This post is based on a conversation between The McKinsey Quarterly and two business strategists; Lowell Bryan and Richard Rumelt. It’s part of a series of conversations they had about how the current economic downturn came about and what management lessons can be learned.
The first thing they say is it takes about five years for these things to unfold so what we are seeing now is just the beginning.
What struck me most closely was the example Richard Rumelt used because it is something I have witnessed time and again when management do not understand what the true purpose of performance measures is – they are just information and should be added to the mix of things like common sense, environmental predictions and any other number of factors. The people that develop performance measures make one fatal assumption – and this is the single biggest lesson we should take from the crisis – that human beings act rationally.

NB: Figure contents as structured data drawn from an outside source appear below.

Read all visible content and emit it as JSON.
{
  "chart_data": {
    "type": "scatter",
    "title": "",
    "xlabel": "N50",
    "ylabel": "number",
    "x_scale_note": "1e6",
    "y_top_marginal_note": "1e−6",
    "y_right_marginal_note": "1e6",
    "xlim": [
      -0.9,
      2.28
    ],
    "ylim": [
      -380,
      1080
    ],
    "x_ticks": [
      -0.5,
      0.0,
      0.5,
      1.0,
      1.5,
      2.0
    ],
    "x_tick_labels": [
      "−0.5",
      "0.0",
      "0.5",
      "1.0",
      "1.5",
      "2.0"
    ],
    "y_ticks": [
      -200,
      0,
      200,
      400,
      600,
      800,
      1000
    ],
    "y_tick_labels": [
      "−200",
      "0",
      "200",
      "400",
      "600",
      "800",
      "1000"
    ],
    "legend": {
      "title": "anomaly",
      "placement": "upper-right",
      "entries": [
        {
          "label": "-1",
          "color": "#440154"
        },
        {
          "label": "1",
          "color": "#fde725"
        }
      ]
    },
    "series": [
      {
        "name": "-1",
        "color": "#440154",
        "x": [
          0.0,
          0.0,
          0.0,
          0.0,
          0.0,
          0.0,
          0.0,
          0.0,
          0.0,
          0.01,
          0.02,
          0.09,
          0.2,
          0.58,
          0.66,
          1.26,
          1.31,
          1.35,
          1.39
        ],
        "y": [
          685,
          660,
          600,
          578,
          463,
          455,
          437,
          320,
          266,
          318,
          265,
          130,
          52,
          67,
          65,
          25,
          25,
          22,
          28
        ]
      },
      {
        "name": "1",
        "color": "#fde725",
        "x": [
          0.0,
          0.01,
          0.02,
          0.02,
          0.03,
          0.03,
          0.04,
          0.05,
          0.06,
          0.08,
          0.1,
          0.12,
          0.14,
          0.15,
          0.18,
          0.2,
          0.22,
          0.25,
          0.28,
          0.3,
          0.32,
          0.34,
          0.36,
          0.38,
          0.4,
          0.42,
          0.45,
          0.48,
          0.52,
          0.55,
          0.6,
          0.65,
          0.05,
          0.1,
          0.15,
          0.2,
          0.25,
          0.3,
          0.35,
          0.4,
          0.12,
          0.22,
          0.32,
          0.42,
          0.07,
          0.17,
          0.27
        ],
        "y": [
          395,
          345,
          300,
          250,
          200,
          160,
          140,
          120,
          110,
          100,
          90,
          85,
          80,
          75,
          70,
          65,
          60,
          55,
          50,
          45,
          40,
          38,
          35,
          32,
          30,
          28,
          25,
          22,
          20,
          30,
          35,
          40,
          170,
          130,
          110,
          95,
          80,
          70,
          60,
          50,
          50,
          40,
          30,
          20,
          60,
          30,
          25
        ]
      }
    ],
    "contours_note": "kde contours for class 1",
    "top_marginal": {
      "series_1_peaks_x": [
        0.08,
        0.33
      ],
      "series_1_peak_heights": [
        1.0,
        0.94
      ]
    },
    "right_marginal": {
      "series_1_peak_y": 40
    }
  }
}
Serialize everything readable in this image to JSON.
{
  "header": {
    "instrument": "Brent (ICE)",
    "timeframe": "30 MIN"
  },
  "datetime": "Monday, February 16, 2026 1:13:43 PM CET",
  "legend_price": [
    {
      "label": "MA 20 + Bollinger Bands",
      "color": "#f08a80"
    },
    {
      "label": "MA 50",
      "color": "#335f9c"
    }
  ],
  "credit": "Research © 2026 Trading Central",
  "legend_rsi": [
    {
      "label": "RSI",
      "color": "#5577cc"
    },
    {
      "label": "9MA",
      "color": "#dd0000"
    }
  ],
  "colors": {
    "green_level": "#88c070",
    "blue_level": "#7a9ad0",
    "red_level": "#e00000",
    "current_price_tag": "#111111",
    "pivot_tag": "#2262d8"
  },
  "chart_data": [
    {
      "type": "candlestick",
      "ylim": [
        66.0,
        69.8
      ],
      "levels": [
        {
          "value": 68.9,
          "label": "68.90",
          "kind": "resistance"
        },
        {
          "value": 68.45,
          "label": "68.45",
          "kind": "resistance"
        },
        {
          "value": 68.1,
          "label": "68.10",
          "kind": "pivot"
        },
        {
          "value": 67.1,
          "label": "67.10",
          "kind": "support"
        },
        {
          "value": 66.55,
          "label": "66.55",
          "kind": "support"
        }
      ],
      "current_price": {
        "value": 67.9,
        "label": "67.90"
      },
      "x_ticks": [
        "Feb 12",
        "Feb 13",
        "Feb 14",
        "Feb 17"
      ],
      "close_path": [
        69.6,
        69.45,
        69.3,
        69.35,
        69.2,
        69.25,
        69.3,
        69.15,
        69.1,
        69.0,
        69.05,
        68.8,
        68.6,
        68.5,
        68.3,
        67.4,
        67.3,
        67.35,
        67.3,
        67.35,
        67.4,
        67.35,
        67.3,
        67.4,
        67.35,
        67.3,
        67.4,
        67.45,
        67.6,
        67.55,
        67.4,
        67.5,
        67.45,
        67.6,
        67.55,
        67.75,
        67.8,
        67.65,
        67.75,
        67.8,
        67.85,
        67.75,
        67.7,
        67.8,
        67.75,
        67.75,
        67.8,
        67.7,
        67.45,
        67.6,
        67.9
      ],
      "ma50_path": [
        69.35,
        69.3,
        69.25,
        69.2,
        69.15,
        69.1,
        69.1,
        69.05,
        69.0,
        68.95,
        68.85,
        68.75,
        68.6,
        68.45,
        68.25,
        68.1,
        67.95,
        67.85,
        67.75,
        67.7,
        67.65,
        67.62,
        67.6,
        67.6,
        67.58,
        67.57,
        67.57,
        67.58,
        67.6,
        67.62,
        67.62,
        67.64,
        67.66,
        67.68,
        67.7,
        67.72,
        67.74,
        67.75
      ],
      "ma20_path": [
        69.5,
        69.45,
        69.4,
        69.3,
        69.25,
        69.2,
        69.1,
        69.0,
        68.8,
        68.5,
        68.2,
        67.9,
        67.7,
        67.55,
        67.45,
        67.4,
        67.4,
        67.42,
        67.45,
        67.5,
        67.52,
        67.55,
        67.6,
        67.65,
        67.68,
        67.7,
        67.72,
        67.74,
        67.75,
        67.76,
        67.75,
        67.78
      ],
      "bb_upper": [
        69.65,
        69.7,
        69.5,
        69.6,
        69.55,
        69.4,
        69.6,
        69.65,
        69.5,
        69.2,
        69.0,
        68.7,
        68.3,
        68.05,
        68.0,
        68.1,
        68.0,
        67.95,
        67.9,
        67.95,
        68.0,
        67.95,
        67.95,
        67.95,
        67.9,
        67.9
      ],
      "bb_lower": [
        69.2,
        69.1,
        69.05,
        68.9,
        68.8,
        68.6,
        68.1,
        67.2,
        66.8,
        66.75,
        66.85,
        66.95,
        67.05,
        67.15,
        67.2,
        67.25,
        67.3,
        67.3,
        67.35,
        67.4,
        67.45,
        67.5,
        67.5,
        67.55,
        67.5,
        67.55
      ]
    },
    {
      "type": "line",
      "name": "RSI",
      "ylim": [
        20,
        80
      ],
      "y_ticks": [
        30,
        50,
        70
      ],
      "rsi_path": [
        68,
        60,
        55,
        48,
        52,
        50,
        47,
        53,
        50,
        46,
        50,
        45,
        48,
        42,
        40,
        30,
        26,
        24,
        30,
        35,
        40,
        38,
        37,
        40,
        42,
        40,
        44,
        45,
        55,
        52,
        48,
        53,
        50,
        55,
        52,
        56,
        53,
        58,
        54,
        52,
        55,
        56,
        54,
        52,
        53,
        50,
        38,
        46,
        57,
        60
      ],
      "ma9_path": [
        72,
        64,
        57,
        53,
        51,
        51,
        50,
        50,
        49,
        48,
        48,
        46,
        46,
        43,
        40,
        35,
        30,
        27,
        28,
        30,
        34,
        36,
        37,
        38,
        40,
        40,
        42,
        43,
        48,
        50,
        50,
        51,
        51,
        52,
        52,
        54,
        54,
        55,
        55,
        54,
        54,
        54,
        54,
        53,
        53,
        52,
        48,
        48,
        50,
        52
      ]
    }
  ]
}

They are not rational and do not make rational decisions, they like to think they do but most decisions are based on advice received and ‘gut’ instinct. If you surround yourself with poor advisers, or even worse ‘yes men’, and have no ‘gut’ guess what? Your decisions will tank. It’s your responsibility to develop your gut no one else’s. You should also pick a Mastermind Group you can trust, this is what all successful entrepreneurs have always done. Like the bank in the UK that put a Retail Chairman in charge of the Bank – that person’s gut was definitely on a holiday that day.
To prove the point Rumelt uses the Hindenberg Airship disaster to prove the point. He calls it the, “smooth sailing fallacy” and the public sector is one of the best at believing this particular fallacy. Prior to May 1937 when The Hindenberg Airship burst into flames in New Jersey it had made hundred of successful flights. If you had been on board on that last fateful flight no matter how hard you tried you would not have been able to predict the disaster. The smooth sailing fallacy is the fallacy that you can predict a future crisis by studying the bumps and wriggles of past flights.
If you want to see a disaster coming you have to look beyond the performance data and ask some simple questions like, “Is it really sensible to be flying this high in a wooden gondola slung under all that hydrogen gas?”. Rumelt says you don’t need hard data before you think like that, you just need common sense. It’s called risk management. some people get risk management some people don’t. The one’s that don’t are the one’s that buy into the ‘smooth sailing fallacy’. Or as Rumelt puts it, they mistake performance measures for reality. Competent management always looks deeper than just the numbers and measures. Incompetent managers merely focus on measures, body counts and quarterly earnings. That’s how we got into the crisis – we have to learn how to manage by not just looking at the performance meter.